Read I/O Performance On >50,000 IOPS

Question

Question

Isaac Aaron · Jun 3, 2016

Hello

During some consultant activity I did at a client's I have discovered something very interesting. It seems like the current processing cycle as written in ObjectScript has trouble utilizing an SSD-based storage machine with five-digit IOPS.I have read some the articles including the one by Tony Pepper here, which is good for reference.

The article by Tony Pepper discusses "Random Read I/o Storage", which was exactly what I was testing. By looking at the "Specifications and Targets" section I can tell immediately what the difference is between performance as perceived by this article (and the others I've read so far) and the challenges we face on a highly capable machine such as the IBM V9000 storage or Hitachi Data Systems G200 (an up) configured with SSDs.

On Tony Pepper's article, the storage system is a 24-disk machine with 10K RPM disks. These machines can generate about 2880 host IOPS. On these conditions Cache excels in performance because disk seek times are considerably slower than the computer's RAM and the CPU's capability to span through data received from the storage machine.

An IT process usually written by a programmer with medium skills benefits greatly from being able to run a $ORDER based loop on a global while performing the usual span of read, process, write tasks. Cache also takes into consideration that write operations are more expensive than read operation by implementing write bursts with the write daemon. Compared to a typical SQL server client cursor process, Cache eliminates the network bottleneck and latency caused by having to exchange data with the client all through the process as it reads data packets, processes and performs atomic writes for each record.

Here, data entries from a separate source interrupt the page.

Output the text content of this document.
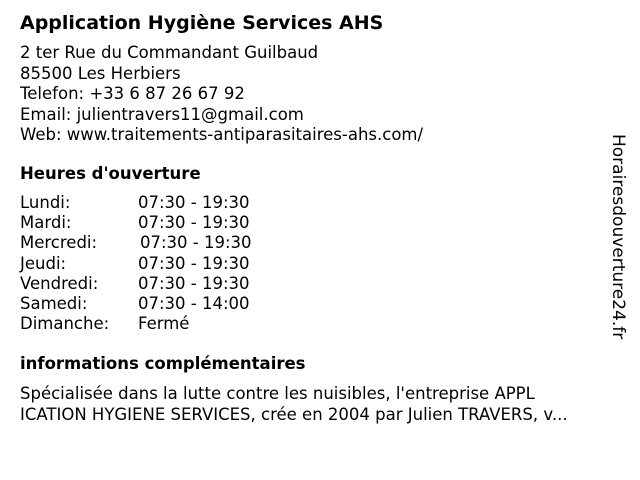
Application Hygiène Services AHS
2 ter Rue du Commandant Guilbaud
85500 Les Herbiers
Telefon: +33 6 87 26 67 92
Email: julientravers11@gmail.com
Web: www.traitements-antiparasitaires-ahs.com/
Heures d'ouverture
Lundi:	07:30 - 19:30
Mardi:	07:30 - 19:30
Mercredi:	07:30 - 19:30
Jeudi:	07:30 - 19:30
Vendredi:	07:30 - 19:30
Samedi:	07:30 - 14:00
Dimanche:	Fermé
informations complémentaires
Spécialisée dans la lutte contre les nuisibles, l'entreprise APPL
ICATION HYGIENE SERVICES, crée en 2004 par Julien TRAVERS, v...
Horairesdouverture24.fr
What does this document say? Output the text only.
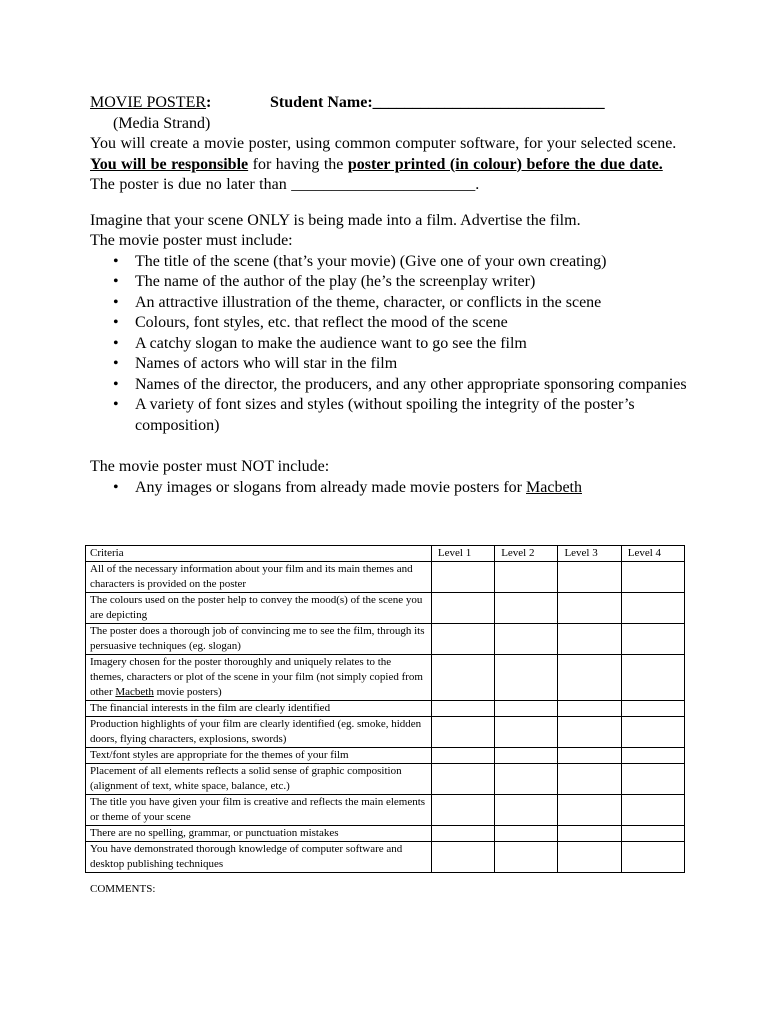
MOVIE POSTER:	Student Name:_____________________________

(Media Strand)

You will create a movie poster, using common computer software, for your selected scene. You will be responsible for having the poster printed (in colour) before the due date. The poster is due no later than _______________________.

Imagine that your scene ONLY is being made into a film. Advertise the film.

The movie poster must include:

• The title of the scene (that’s your movie) (Give one of your own creating)
• The name of the author of the play (he’s the screenplay writer)
• An attractive illustration of the theme, character, or conflicts in the scene
• Colours, font styles, etc. that reflect the mood of the scene
• A catchy slogan to make the audience want to go see the film
• Names of actors who will star in the film
• Names of the director, the producers, and any other appropriate sponsoring companies
• A variety of font sizes and styles (without spoiling the integrity of the poster’s composition)

The movie poster must NOT include:

• Any images or slogans from already made movie posters for Macbeth
Criteria	Level 1	Level 2	Level 3	Level 4
All of the necessary information about your film and its main themes and characters is provided on the poster				
The colours used on the poster help to convey the mood(s) of the scene you are depicting				
The poster does a thorough job of convincing me to see the film, through its persuasive techniques (eg. slogan)				
Imagery chosen for the poster thoroughly and uniquely relates to the themes, characters or plot of the scene in your film (not simply copied from other Macbeth movie posters)				
The financial interests in the film are clearly identified				
Production highlights of your film are clearly identified (eg. smoke, hidden doors, flying characters, explosions, swords)				
Text/font styles are appropriate for the themes of your film				
Placement of all elements reflects a solid sense of graphic composition (alignment of text, white space, balance, etc.)				
The title you have given your film is creative and reflects the main elements or theme of your scene				
There are no spelling, grammar, or punctuation mistakes				
You have demonstrated thorough knowledge of computer software and desktop publishing techniques				
COMMENTS:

The big difference comes when the storage system is much more capable than 2880 IOPS. New SSD based systems provide typically 60,000 IOPS and I have found that to be a game changer when trying to apply the same work practice as mentioned before ($O, read, process, write). In my test I took a 160GB global and wrote a simple process that starts at a random point from that global, spans forward with a $O run, advancing by about 200 records each 10 records read (to force a new seek out of the current block), reads the node at the current iterator and optionally writes the same data on it. My aim was to squeeze as much as IOPS I can get from the storage controller. I ran multiple jobs of that process experimenting with the numbers by changing the number of read and R/W processes.

The outcome was quite surprising. At first I had some disappointing results and I couldn't see any resource used up its maximum - neither storage nor host. So I then increased the number of jobs and then had to face some challenges keeping the virtual machine responsive. I later discovered that the problem was a break of balance cause by the write daemon waking up for its delayed write which requires CPU while the machine's resources were almost exhausted after I kept increasing load to its maximum capacity.

I then realized that the real issue here is with reads. One ObjectScript Interpeted process on the test machine doing a simple $ORDER run with a simple read (Set X=^GLOBAL(SUBSCRIPT...) ) could only employ the storage machine for a few hundreds of IOPS. The CPU overhead involved in executing the ObjectScript code makes the read ineffective. Each line I optimized raised the IOPS count. The best I got with the test machine was about 8000 IOPS. On that same machine, running an Integrity Check utilizes about 40,000 IOPS and I could never reach that high with ObjectScript code.

Now back to the SQL Server scenario. In SQL Server - what the client usually does is ask for a result set. By asking for a result set it hints the SQL server on how the full data criteria is going to be, and then the SQL server can run its highest possible efficient code to obtain the data in read-ahead chunks. The practice is fairly efficient because the client process does mean to read through all that data and this is not just a statistical mechanism assuming that the client is going to want the next/adjacent block of data. The client-server protocol is also designed to read chunks of data, reducing the network overhead. Writes can also be aggregated by using server-specific techniques (certain kinds of transactions, delayed writes).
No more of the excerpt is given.